In 1770, Watt wrote to Dr. Smalls (who, a Scot, was at one time a professor at William and Mary College, in Virginia, but returned to England in 1785) regarding the latter’s experiments in relation to canal navigation, asking him, “Have you ever considered a spiral oar for that purpose, or are you for two wheels?” In the letter is the sketch, a fac-simile of which is here shown:

Dr. Smalls answers that, “I have tried models of spiral oars, and have found them all inferior to oars of either of the other forms” (Muirhead’s “Life of Watt,” p. 203).

Joseph Bramah, in 1785, took out a patent for propelling vessels by steam, wherein, after describing the method figured in his specification of using a wheel at the stern of a vessel, in which he places the rudder at the bow, he proceeds as follows:

“Instead of this wheel A may be introduced a wheel with inclined fans, or wings, similar to the fly of a smoke-jack, or the vertical sails of a wind-mill. This wheel, or fly, may be fixed on the spindle C alone, and may be wholly under water, when it would, by being turned round either way, cause the ship to be forced backward or forward, as the inclination of the fans, or wings, will act as oars with equal force both ways; and their power will be in proportion to the size and velocity of the wheel, allowing the fans to have a proper inclination. The steam-engine will also serve to clear the ship of water with singular expedition, which is a circumstance of much consequence.”

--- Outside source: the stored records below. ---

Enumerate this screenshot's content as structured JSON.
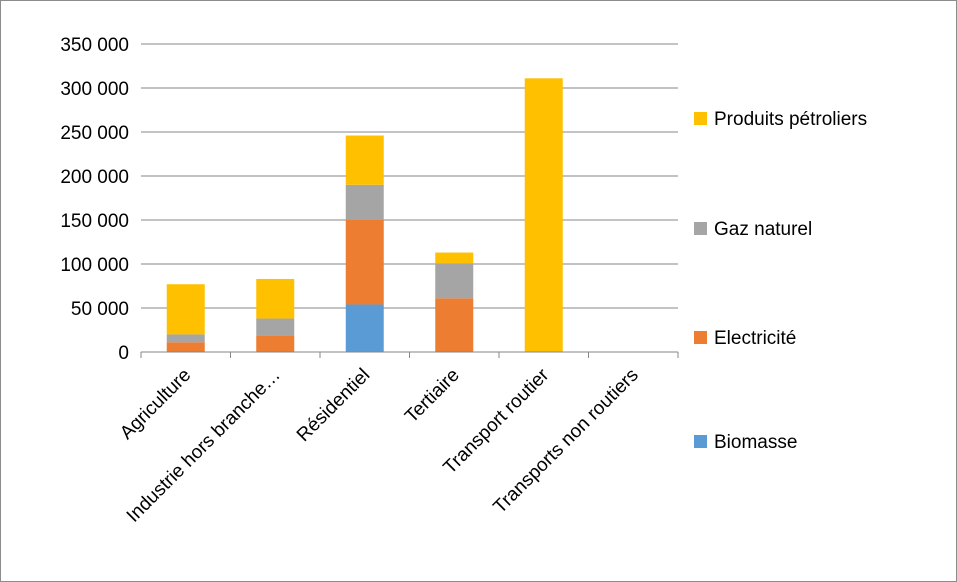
{
  "chart_data": {
    "type": "bar",
    "stacked": true,
    "categories": [
      "Agriculture",
      "Industrie hors branche…",
      "Résidentiel",
      "Tertiaire",
      "Transport routier",
      "Transports non routiers"
    ],
    "series": [
      {
        "name": "Biomasse",
        "color": "#5B9BD5",
        "values": [
          0,
          0,
          54000,
          0,
          0,
          0
        ]
      },
      {
        "name": "Electricité",
        "color": "#ED7D31",
        "values": [
          11000,
          19000,
          96000,
          61000,
          0,
          0
        ]
      },
      {
        "name": "Gaz naturel",
        "color": "#A5A5A5",
        "values": [
          9000,
          19000,
          40000,
          40000,
          0,
          0
        ]
      },
      {
        "name": "Produits pétroliers",
        "color": "#FFC000",
        "values": [
          57000,
          45000,
          56000,
          12000,
          311000,
          0
        ]
      }
    ],
    "ylim": [
      0,
      350000
    ],
    "yticks": [
      "0",
      "50 000",
      "100 000",
      "150 000",
      "200 000",
      "250 000",
      "300 000",
      "350 000"
    ],
    "grid": true,
    "legend": {
      "position": "right",
      "order": [
        "Produits pétroliers",
        "Gaz naturel",
        "Electricité",
        "Biomasse"
      ]
    }
  }
}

Bramah thus very clearly describes the screw, and in so doing must unquestionably be numbered as one of the many fathers of this system of propulsion. Fitch, as before stated, is recorded, on most trustworthy evidence, to have been another: and Mr. Stevens, of Hoboken, not only carried out successful experiments with the screw in 1804, at New York, but even experimented with twin screws. Charles Cummerow, “in the City of London, merchant,” patented, in 1828, “certain improvements in propelling vessels, communicated to me by a certain foreigner residing abroad,” in which the screw is set forth in a manner not to be questioned. Who the “certain foreigner” was, who communicated the invention to Mr. Cummerow, has not come down to us.

It had, however, like the steamboat as a whole, to wait for a certain preparedness in the human intellect. Invention knocked hard, and sometimes often, in the early years of the century, before the doors of the mind were opened to receive it; and too frequently then the reception was but a surly one, and attention deferred from visitor to visitor until one came, as did Fulton, or Ericsson, who would not be denied.

The transfer of Ericsson to America left an open field for Mr. Pettit Smith, and the experiments carried out by the Screw Propeller Company had the effect of permanently directing the attention in Great Britain of those interested in such subjects. The screw used in the Archimedes “consisted of two half-threads, of an 8 feet pitch, 5 feet 9 inches in diameter. Each was 4 feet in length, and they were placed diametrically opposite each other at an angle of about 45 degrees on the propeller-shaft” (Lindsay). She was tried in 1839, and in 1840 Mr. Brunel spent some time in investigating her performance. His mind, bold and original in all its own conceptions, was quick to appreciate the new method; and, although the engines of the Great Britain were already begun, designed for paddle-wheels, he brought the directors of the company, who had undertaken the building of their own machinery, to consent to a change. The following details of the ship are taken from the “Life of Brunel:” Total length, 322 ft.; length of keel, 289 ft.; beam, 51 ft.; depth, 32 ft. 6 in.; draught of water, 16 ft.; tonnage measurement, 3,443 tons; displacement, 2,984 tons; number of cylinders, 4; diameter of cylinder, 88 in.; length of stroke, 6 ft.; weight of engines, 340 tons; weight of boilers, 200 tons; weight of water in boilers, 200 tons; weight of screw-shaft, 38 tons; diameter of screw, 15 ft. 6 in.; pitch of screw, 25 ft.; weight of screw, 4 tons; diameter of main drum, 18 ft.; diameter of screw-shaft drum, 6 ft.; weight of coal, 1,200 tons.